Управление рисками, внутренний контроль и аудит: как меняется фокус работы

1484

Сейчас риски приходят и уходят с калейдоскопической скоростью. И те компании, где управление рисками является философией, встроено в организацию, справляются с кризисами лучше и эффективнее. Как это сделать, что сегодня ждет руководство от подразделений внутреннего контроля, внутреннего аудита, управления рисками в реалиях сегодняшнего дня и как должна измениться роль этих подразделений? Дискуссия на эту тему состоялась на круглом столе в рамках XIX Международного профессионального форума-2022 «Управление рисками – новые вызовы».

Лейла Барахнина, вице-президент управления рисками АО «Группа Ренессанс Страхование»Лейла Барахнина, вице-президент управления рисками АО «Группа Ренессанс Страхование»:

– Если каждый из сотрудников на своем месте работы осознает персональную ответственность за управление рисками в своей конкретной области, это приводит к тому, что компания оперативно реагирует на все вызовы, вовремя и правильно принимает решения. И тогда управление рисками является не какой‑то очень узкой компетенцией одного риск-менеджера. Эта компетенция как soft skills, которые мы постоянно развиваем в себе путем переговоров, публичных выступлений и так далее. Управление рисками и работа с данными – это такая же встроенная компетенция любого топ- и мидл-менеджера. Когда это часть профиля позиции, это приводит к повышению зрелости системы управления рисками и внутреннего контроля, она переходит на совершенно другой уровень.

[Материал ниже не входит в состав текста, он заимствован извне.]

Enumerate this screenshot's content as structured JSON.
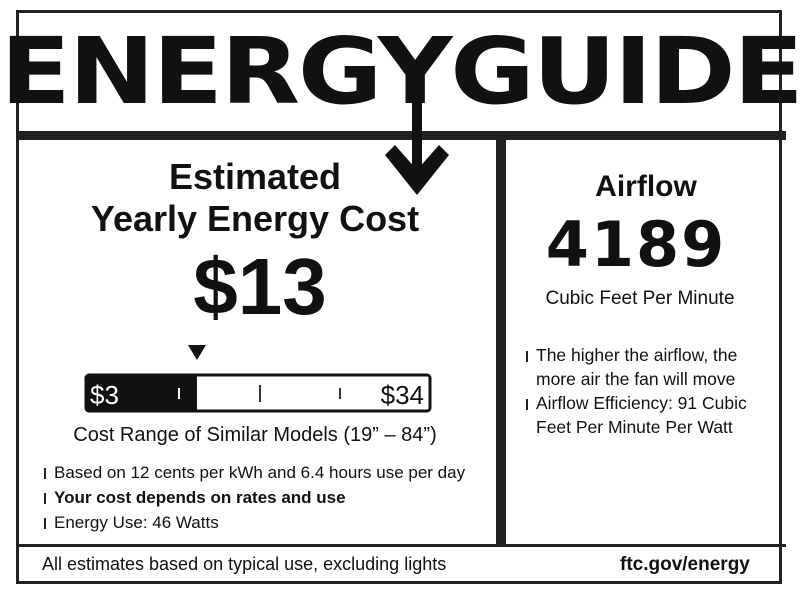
{
  "title": "ENERGYGUIDE",
  "cost": {
    "heading_line1": "Estimated",
    "heading_line2": "Yearly Energy Cost",
    "value": "$13"
  },
  "scale": {
    "min_label": "$3",
    "max_label": "$34",
    "min": 3,
    "max": 34,
    "value": 13,
    "caption": "Cost Range of Similar Models (19” – 84”)"
  },
  "left_notes": [
    {
      "text": "Based on 12 cents per kWh and 6.4 hours use per day",
      "bold": false
    },
    {
      "text": "Your cost depends on rates and use",
      "bold": true
    },
    {
      "text": "Energy Use: 46 Watts",
      "bold": false
    }
  ],
  "airflow": {
    "heading": "Airflow",
    "value": "4189",
    "unit": "Cubic Feet Per Minute",
    "notes": [
      "The higher the airflow, the more air the fan will move",
      "Airflow Efficiency: 91 Cubic Feet Per Minute Per Watt"
    ]
  },
  "footer": {
    "left": "All estimates based on typical use, excluding lights",
    "right": "ftc.gov/energy"
  }
}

Например, в нашей компании, где трудится чуть более двух тысяч сотрудников, всего два риск-менеджера. Несмотря на то что наша отрасль регулируется Банком России, то есть действуют очень жесткие требования к построению систем управления рисками и внутреннего контроля, нам хватает двух специалистов, чтобы поддерживать сильную культуру управления рисками и сопровождать необходимые процедуры. По сути, наша миссия в том, чтобы делиться своей экспертизой и выступать больше координаторами, изучать лучшие практики и внедрять их в компании.

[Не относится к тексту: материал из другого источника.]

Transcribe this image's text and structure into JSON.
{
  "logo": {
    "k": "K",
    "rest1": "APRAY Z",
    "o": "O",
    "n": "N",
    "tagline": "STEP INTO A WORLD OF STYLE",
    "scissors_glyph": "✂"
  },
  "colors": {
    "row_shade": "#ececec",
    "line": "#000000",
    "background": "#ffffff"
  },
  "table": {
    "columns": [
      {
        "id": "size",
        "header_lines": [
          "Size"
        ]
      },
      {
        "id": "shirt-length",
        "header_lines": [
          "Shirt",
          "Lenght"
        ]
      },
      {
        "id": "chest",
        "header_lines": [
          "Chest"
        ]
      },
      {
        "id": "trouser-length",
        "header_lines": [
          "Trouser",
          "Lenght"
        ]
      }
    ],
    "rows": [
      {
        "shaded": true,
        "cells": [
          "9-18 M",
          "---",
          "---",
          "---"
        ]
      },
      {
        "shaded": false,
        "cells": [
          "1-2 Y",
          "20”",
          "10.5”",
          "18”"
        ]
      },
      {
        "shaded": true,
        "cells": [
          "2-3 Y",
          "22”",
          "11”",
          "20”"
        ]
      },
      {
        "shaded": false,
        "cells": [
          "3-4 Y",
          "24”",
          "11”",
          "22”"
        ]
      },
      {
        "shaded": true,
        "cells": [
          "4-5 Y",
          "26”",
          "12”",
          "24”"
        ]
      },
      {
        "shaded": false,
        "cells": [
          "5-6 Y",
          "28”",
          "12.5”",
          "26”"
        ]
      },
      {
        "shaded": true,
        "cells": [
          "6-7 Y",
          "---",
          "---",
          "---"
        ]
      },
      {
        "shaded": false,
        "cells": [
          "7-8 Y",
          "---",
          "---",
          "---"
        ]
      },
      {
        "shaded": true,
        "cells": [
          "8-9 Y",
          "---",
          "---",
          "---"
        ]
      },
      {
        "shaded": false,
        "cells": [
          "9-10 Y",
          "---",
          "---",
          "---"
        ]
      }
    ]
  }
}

Почему так случилось? Все 25 лет существования компании ее культура и философия ведения бизнеса основывались на лучших практиках корпоративного управления.

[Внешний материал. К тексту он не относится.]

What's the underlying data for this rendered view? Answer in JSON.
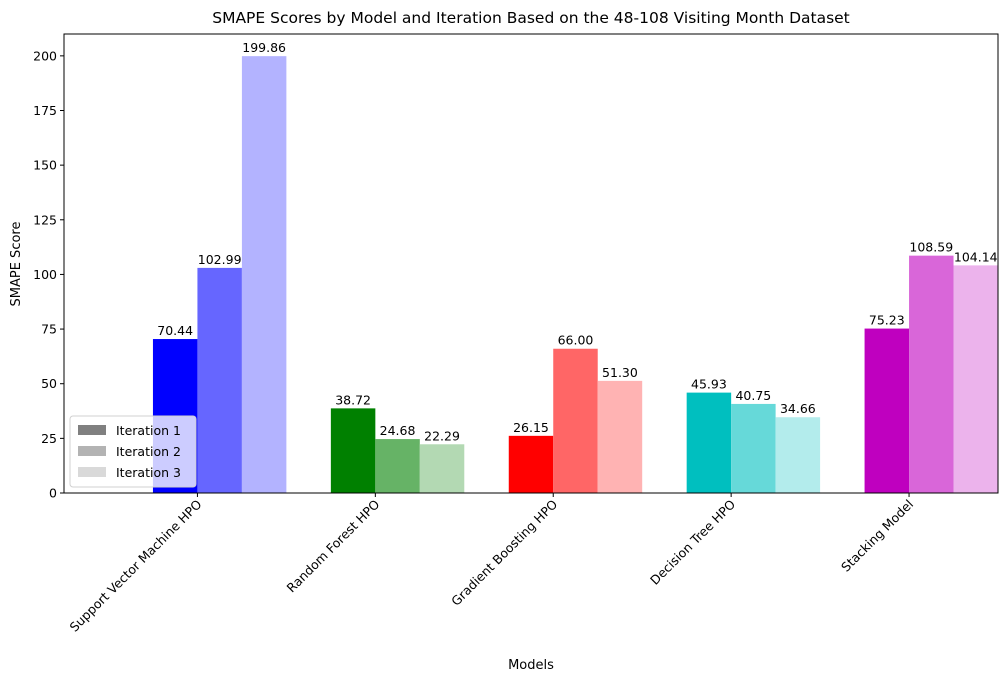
{
  "chart_data": {
    "type": "bar",
    "title": "SMAPE Scores by Model and Iteration Based on the 48-108 Visiting Month Dataset",
    "xlabel": "Models",
    "ylabel": "SMAPE Score",
    "ylim": [
      0,
      210
    ],
    "yticks": [
      0,
      25,
      50,
      75,
      100,
      125,
      150,
      175,
      200
    ],
    "categories": [
      "Support Vector Machine HPO",
      "Random Forest HPO",
      "Gradient Boosting HPO",
      "Decision Tree HPO",
      "Stacking Model"
    ],
    "series": [
      {
        "name": "Iteration 1",
        "values": [
          70.44,
          38.72,
          26.15,
          45.93,
          75.23
        ],
        "value_labels": [
          "70.44",
          "38.72",
          "26.15",
          "45.93",
          "75.23"
        ],
        "alpha": 1.0
      },
      {
        "name": "Iteration 2",
        "values": [
          102.99,
          24.68,
          66.0,
          40.75,
          108.59
        ],
        "value_labels": [
          "102.99",
          "24.68",
          "66.00",
          "40.75",
          "108.59"
        ],
        "alpha": 0.6
      },
      {
        "name": "Iteration 3",
        "values": [
          199.86,
          22.29,
          51.3,
          34.66,
          104.14
        ],
        "value_labels": [
          "199.86",
          "22.29",
          "51.30",
          "34.66",
          "104.14"
        ],
        "alpha": 0.3
      }
    ],
    "category_colors": [
      "#0000ff",
      "#008000",
      "#ff0000",
      "#00bfbf",
      "#bf00bf"
    ],
    "legend_color": "#808080",
    "legend_position": "lower-left",
    "grid": false
  }
}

Второй фактор – это наличие регулятора. Центробанк регулирует деятельность компаний на рынке страхования, и это тоже влияет на систему управления рисками.

Когда менеджмент принимает решения, в том числе и стратегические, учитываются разнообразные риски, прежде всего самые значимые и ключевые. При реализации стратегии большую роль играет управление рисками, комплаенс и внутренний аудит. Мы оказываем поддержку топ- и мидл-менеджменту. К примеру, у нас действует система отчетности по рискам, какие‑то отчеты составляются ежедневно, какие‑то ежемесячно. Функционируют комитеты по рискам, инвестиционный, комплаенс-комитет, а также комитет по аудиту при совете директоров.

Совокупная стоимость рисков после событий 24 февраля существенно возросла. В этой ситуации важно, как компания реагирует.

Наша компания продолжает стратегию интенсивного роста. Мы продолжаем инвестировать в цифровизацию бизнеса и трансформацию культуры, которую начали в 2019 году.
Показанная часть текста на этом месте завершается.